I guess Nelson's designs sounding great is just the product of blind luck, not knowledge and wisdom (knowing what's important). I'm reminded of the old expression: Those who can, do; those who can't, teach.
It's a shame so many with superior listening skills don't share that gift with the world by applying it to designing products that would surely sound better than those of the tin-eared engineers who can't hear the sound of a fuse (in "either" direction), or a power cord, or whatever.
Speaking of cords, Roger Sanders in a white paper on his website explains why ESL loudspeakers benefit from a speaker cable designed in accordance with that speaker's electrical characteristics: good old capacitance, resistance, and inductance. Engineering----how boring.
I had a good friend and fellow band member in High School who majored in music when he started college (San Jose State). In his music theory class were a number of the guys we knew in bands around town, some pretty good musicians.
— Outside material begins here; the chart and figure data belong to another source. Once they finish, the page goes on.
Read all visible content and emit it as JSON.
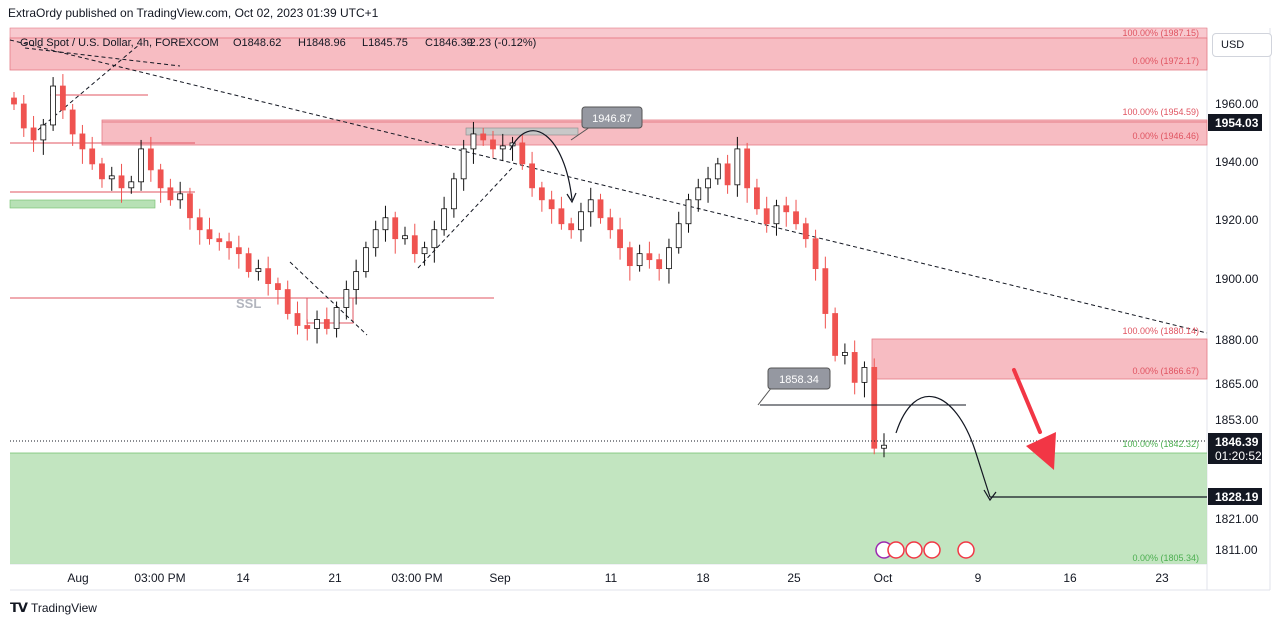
{
  "header": {
    "text": "ExtraOrdy published on TradingView.com, Oct 02, 2023 01:39 UTC+1"
  },
  "footer": {
    "brand": "TradingView",
    "logo": "tv-logo-icon"
  },
  "currency_button": {
    "label": "USD"
  },
  "symbol_line": "Gold Spot / U.S. Dollar, 4h, FOREXCOM",
  "ohlc": {
    "o": "O1848.62",
    "h": "H1848.96",
    "l": "L1845.75",
    "c": "C1846.39",
    "chg": "-2.23 (-0.12%)"
  },
  "colors": {
    "up": "#0e0e0e",
    "down": "#ef5350",
    "supply": "#f4a5ae",
    "demand": "#b7e1b5",
    "arrow": "#f23645"
  },
  "chart_data": {
    "type": "candlestick",
    "symbol": "XAUUSD",
    "timeframe": "4h",
    "y_ticks": [
      "1960.00",
      "1940.00",
      "1920.00",
      "1900.00",
      "1880.00",
      "1865.00",
      "1853.00",
      "1821.00",
      "1811.00"
    ],
    "x_ticks": [
      "Aug",
      "03:00 PM",
      "14",
      "21",
      "03:00 PM",
      "Sep",
      "11",
      "18",
      "25",
      "Oct",
      "9",
      "16",
      "23"
    ],
    "price_labels": [
      {
        "value": "1954.03",
        "style": "dark"
      },
      {
        "value": "1846.39",
        "sub": "01:20:52",
        "style": "dark"
      },
      {
        "value": "1828.19",
        "style": "dark"
      }
    ],
    "fib_labels": [
      "100.00% (1987.15)",
      "0.00% (1972.17)",
      "100.00% (1954.59)",
      "0.00% (1946.46)",
      "100.00% (1880.14)",
      "0.00% (1866.67)",
      "100.00% (1842.32)",
      "0.00% (1805.34)"
    ],
    "callouts": [
      "1946.87",
      "1858.34"
    ],
    "annotations": [
      "SSL"
    ],
    "series": [
      {
        "name": "close",
        "values": [
          1960,
          1952,
          1948,
          1953,
          1966,
          1958,
          1950,
          1945,
          1940,
          1935,
          1936,
          1932,
          1934,
          1945,
          1938,
          1932,
          1928,
          1930,
          1922,
          1918,
          1915,
          1914,
          1912,
          1910,
          1904,
          1905,
          1900,
          1898,
          1890,
          1886,
          1885,
          1888,
          1885,
          1892,
          1898,
          1904,
          1912,
          1918,
          1922,
          1915,
          1916,
          1910,
          1912,
          1918,
          1925,
          1935,
          1945,
          1950,
          1948,
          1945,
          1946,
          1947,
          1940,
          1932,
          1928,
          1925,
          1920,
          1918,
          1924,
          1928,
          1922,
          1918,
          1912,
          1906,
          1910,
          1908,
          1905,
          1912,
          1920,
          1928,
          1932,
          1935,
          1940,
          1933,
          1945,
          1932,
          1925,
          1920,
          1926,
          1924,
          1920,
          1915,
          1905,
          1890,
          1876,
          1877,
          1867,
          1872,
          1845,
          1846
        ]
      }
    ],
    "levels": {
      "target": 1828.19,
      "current": 1846.39,
      "swing_low": 1858.34,
      "swing_high": 1946.87
    }
  }
}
They soon learned that being able to play an instrument in NO WAY helped them be able to grasp the intellectual complexities of music theory, much of it mathematical. Kent ended up doing the classwork for a number of them. He himself developed into a fantastic songwriter, but devoted most of the remainder of his life to studying JSB and recording the composer's keyboard works on his (Kent's) German piano.
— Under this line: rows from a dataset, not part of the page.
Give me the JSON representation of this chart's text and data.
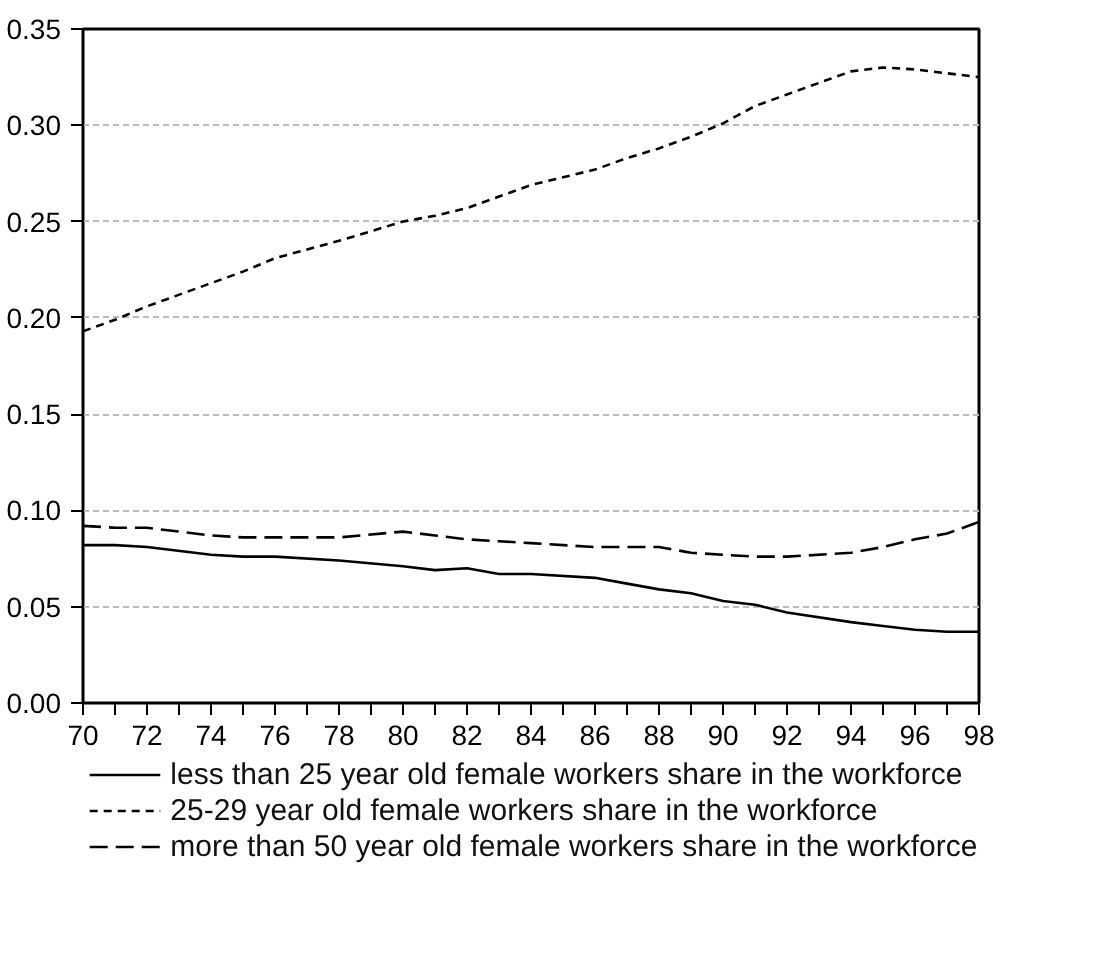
{
  "chart_data": {
    "type": "line",
    "x": [
      70,
      71,
      72,
      74,
      75,
      76,
      78,
      80,
      81,
      82,
      83,
      84,
      86,
      87,
      88,
      89,
      90,
      91,
      92,
      94,
      95,
      96,
      97,
      98
    ],
    "series": [
      {
        "name": "less than 25 year old female workers share in the workforce",
        "color": "#000000",
        "line_style": "solid",
        "values": [
          0.082,
          0.082,
          0.081,
          0.077,
          0.076,
          0.076,
          0.074,
          0.071,
          0.069,
          0.07,
          0.067,
          0.067,
          0.065,
          0.062,
          0.059,
          0.057,
          0.053,
          0.051,
          0.047,
          0.042,
          0.04,
          0.038,
          0.037,
          0.037
        ]
      },
      {
        "name": "25-29 year old female workers share in the workforce",
        "color": "#000000",
        "line_style": "dashed",
        "values": [
          0.193,
          0.199,
          0.206,
          0.218,
          0.224,
          0.231,
          0.24,
          0.25,
          0.253,
          0.257,
          0.263,
          0.269,
          0.277,
          0.283,
          0.288,
          0.294,
          0.301,
          0.31,
          0.316,
          0.328,
          0.33,
          0.329,
          0.327,
          0.325
        ]
      },
      {
        "name": "more than 50 year old female workers share in the workforce",
        "color": "#000000",
        "line_style": "dashed",
        "values": [
          0.092,
          0.091,
          0.091,
          0.087,
          0.086,
          0.086,
          0.086,
          0.089,
          0.087,
          0.085,
          0.084,
          0.083,
          0.081,
          0.081,
          0.081,
          0.078,
          0.077,
          0.076,
          0.076,
          0.078,
          0.081,
          0.085,
          0.088,
          0.094
        ]
      }
    ],
    "xlim": [
      70,
      98
    ],
    "xticks": [
      70,
      72,
      74,
      76,
      78,
      80,
      82,
      84,
      86,
      88,
      90,
      92,
      94,
      96,
      98
    ],
    "ylim": [
      0,
      0.35
    ],
    "yticks": [
      {
        "value": 0,
        "label": "0.00"
      },
      {
        "value": 0.05,
        "label": "0.05"
      },
      {
        "value": 0.1,
        "label": "0.10"
      },
      {
        "value": 0.15,
        "label": "0.15"
      },
      {
        "value": 0.2,
        "label": "0.20"
      },
      {
        "value": 0.25,
        "label": "0.25"
      },
      {
        "value": 0.3,
        "label": "0.30"
      },
      {
        "value": 0.35,
        "label": "0.35"
      }
    ],
    "grid": "y",
    "legend": "bottom"
  }
}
Are the two above topics related? I think so. Electrical/electronic theory & design and music theory pose difficult intellectual challenges. Both require the ability to comprehend abstract concepts such as advanced mathematics (I was humbled when in my second advanced math class in college I realized I lacked the required intellectual ability). That's why it took the genius of J.S. Bach to compose the works he did, and the talents of Nelson Pass, Ralph Karsten, and Roger Modjeski to design their amplifiers. Oh, if only they had golden ears, they could have designed some REALLY good sounding stuff.